Even before radio, in the theatre, the advent of naturalism in the late nineteenth century started to give the histrionics of elocutionary training a bad name—a situation, as Kenneth Pickering notes, ‘greatly complicated by the large numbers of amateur performers trying to teach themselves the socially desirable skill of recitation’.[48] Writing on ‘The elocutionist and the actor’ in Theatre Magazine in 1913, Lawrence Campbell commented:

If one thing more than another has helped to bring the elocutionary profession into disrepute it is the failure on the part of the majority of interpreters, both professional and amateur, to realise the limitations of their art—a failure which has lead [sic] to an excessive and exaggerated form of action and impersonation as artificial and unconvincing as it is strenuous and inartistic.[49]

To take just one example, for 20 years until his death in 1950, an eccentric known only as The Tiger, or the Tangalooma Tiger, and describing himself as ‘a full-blooded elocutionist’, drew substantial crowds to his recitations of Henry Lawson and Shelley at the Sydney Domain.[50]

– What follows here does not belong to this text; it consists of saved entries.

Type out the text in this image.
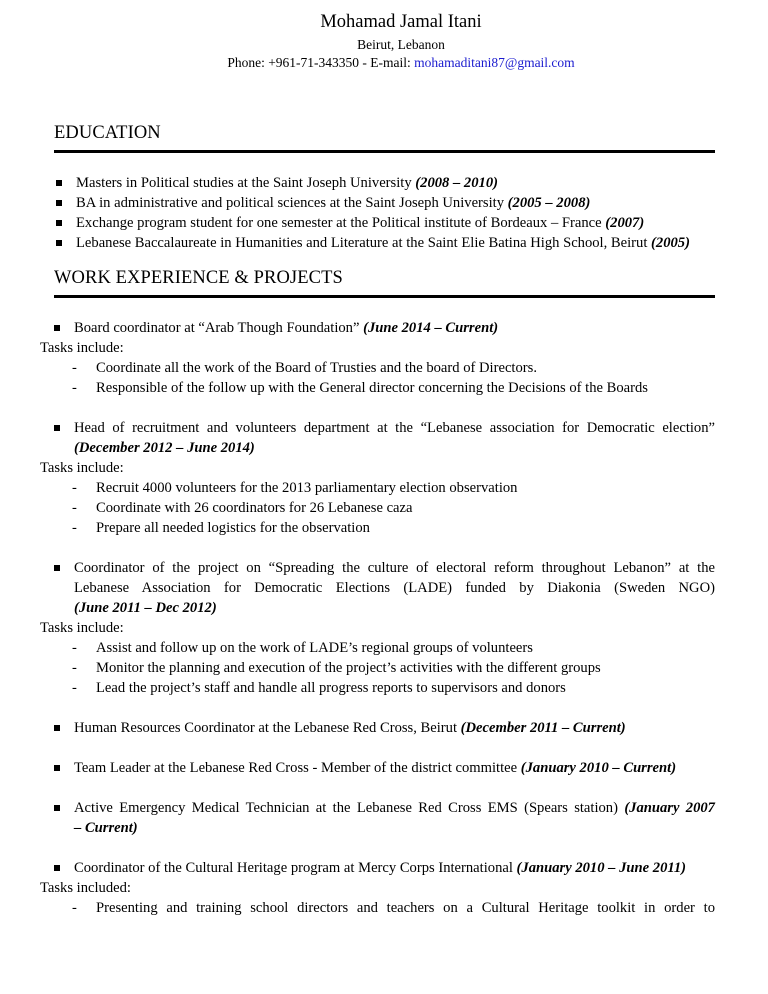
Mohamad Jamal Itani
Beirut, Lebanon
Phone: +961-71-343350 - E-mail: mohamaditani87@gmail.com
EDUCATION
Masters in Political studies at the Saint Joseph University (2008 – 2010)
BA in administrative and political sciences at the Saint Joseph University (2005 – 2008)
Exchange program student for one semester at the Political institute of Bordeaux – France (2007)
Lebanese Baccalaureate in Humanities and Literature at the Saint Elie Batina High School, Beirut (2005)
WORK EXPERIENCE & PROJECTS
Board coordinator at “Arab Though Foundation” (June 2014 – Current)
Tasks include:
- Coordinate all the work of the Board of Trusties and the board of Directors.
- Responsible of the follow up with the General director concerning the Decisions of the Boards
Head of recruitment and volunteers department at the “Lebanese association for Democratic election”
(December 2012 – June 2014)
Tasks include:
- Recruit 4000 volunteers for the 2013 parliamentary election observation
- Coordinate with 26 coordinators for 26 Lebanese caza
- Prepare all needed logistics for the observation
Coordinator of the project on “Spreading the culture of electoral reform throughout Lebanon” at the
Lebanese Association for Democratic Elections (LADE) funded by Diakonia (Sweden NGO)
(June 2011 – Dec 2012)
Tasks include:
- Assist and follow up on the work of LADE’s regional groups of volunteers
- Monitor the planning and execution of the project’s activities with the different groups
- Lead the project’s staff and handle all progress reports to supervisors and donors
Human Resources Coordinator at the Lebanese Red Cross, Beirut (December 2011 – Current)
Team Leader at the Lebanese Red Cross - Member of the district committee (January 2010 – Current)
Active Emergency Medical Technician at the Lebanese Red Cross EMS (Spears station) (January 2007
– Current)
Coordinator of the Cultural Heritage program at Mercy Corps International (January 2010 – June 2011)
Tasks included:
- Presenting and training school directors and teachers on a Cultural Heritage toolkit in order to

Recitation and elocution were at last parting company, and if elocution itself was changing it was a little too late to save its name. Mark Morrisson describes the emergence of a ‘new elocution’ in Britain at the turn of the twentieth century that valued restraint and a lack of theatrical effects, emphasising the reciter’s role in bringing forth the latent ‘pure voice’ of the poem itself. He quotes Lady Margaret Sackville, whose inaugural address to the Poetry Society in 1912 advised that ‘[t]here should be no striving from outside to produce a definite effect—the soul of the interpreter should be so possessed by the poem that it follows it instinctively in every modulation and inflection as easily as water flowing between winding banks’.[51] Though the new elocutionists were literary conservatives, Morrisson argues that their stress on unadorned performance—the purely oral over the visual and dramatic—was a powerful influence on early modernist poetry’s desire to break free of Victorian mannerisms and, in T. S. Eliot’s words, ‘purify the dialect of the tribe’.

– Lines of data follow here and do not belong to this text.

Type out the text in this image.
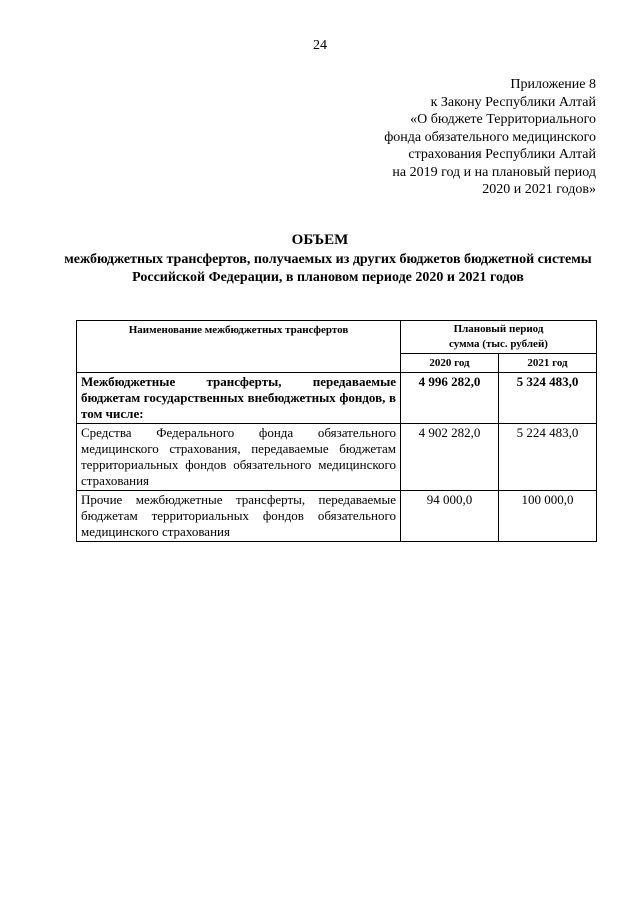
24
Приложение 8
к Закону Республики Алтай
«О бюджете Территориального
фонда обязательного медицинского
страхования Республики Алтай
на 2019 год и на плановый период
2020 и 2021 годов»
ОБЪЕМ
межбюджетных трансфертов, получаемых из других бюджетов бюджетной системы Российской Федерации, в плановом периоде 2020 и 2021 годов
Наименование межбюджетных трансфертов	Плановый период
сумма (тыс. рублей)	

	2020 год	2021 год
Межбюджетные трансферты, передаваемые бюджетам государственных внебюджетных фондов, в том числе:	4 996 282,0	5 324 483,0
Средства Федерального фонда обязательного медицинского страхования, передаваемые бюджетам территориальных фондов обязательного медицинского страхования	4 902 282,0	5 224 483,0
Прочие межбюджетные трансферты, передаваемые бюджетам территориальных фондов обязательного медицинского страхования	94 000,0	100 000,0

In the Australian context, these ideas are implicit in the comments of one elocutionist, who told readers of the Age in 1938: ‘The word “elocution” is associated in the minds of most people with recitations, or as some artificial manner of speech. This is easily understood, because in schools and academies reciting is the only medium through which elocution is taught.’[52]

True elocution, the writer believed, was simply the art of speaking clearly so as to fully articulate the sound of the words. The year before, in Australian Musical News, an ‘Examiner in Elocution’ similarly insisted: ‘Audibility, good vocal tone, rhythmic flow, naturalness, and sincerity, coupled with understanding and feeling, are, in short, the essentials of good verse speaking, and the lack of these qualities can never be compensated for by artificial expression or the theatrical methods dear to the elocutionists of the past.’[53]

In her history of early Australian radio, Lesley Johnson has described the evolving style of presentation from the 1920s, when ‘advertisements for new programmes occasionally mentioned that the announcer was a “fine elocutionist”’, to the 1930s, when radio ‘personalities’, noted for their intimate, friendly manner, started to come into their own.[54] In the 1950s, when the career of radio superstar and sometime poet John Laws was just beginning, one Western Victorian reciter gave up performing because he felt that he and his fellows were now regarded as ‘bits of fools’.[55] Radio thus helped kill the wild reciter, not simply by offering alternative entertainment, but by finally dispensing with the last vestiges of an elocutionary ethos that had sustained the art of recitation for more than a century. Elocution flourished on the stage and in the public readings and recitals of early industrial society, but the new audiences so formed would become the basis of a modern mass culture that has so far proved mostly unfriendly to poetry.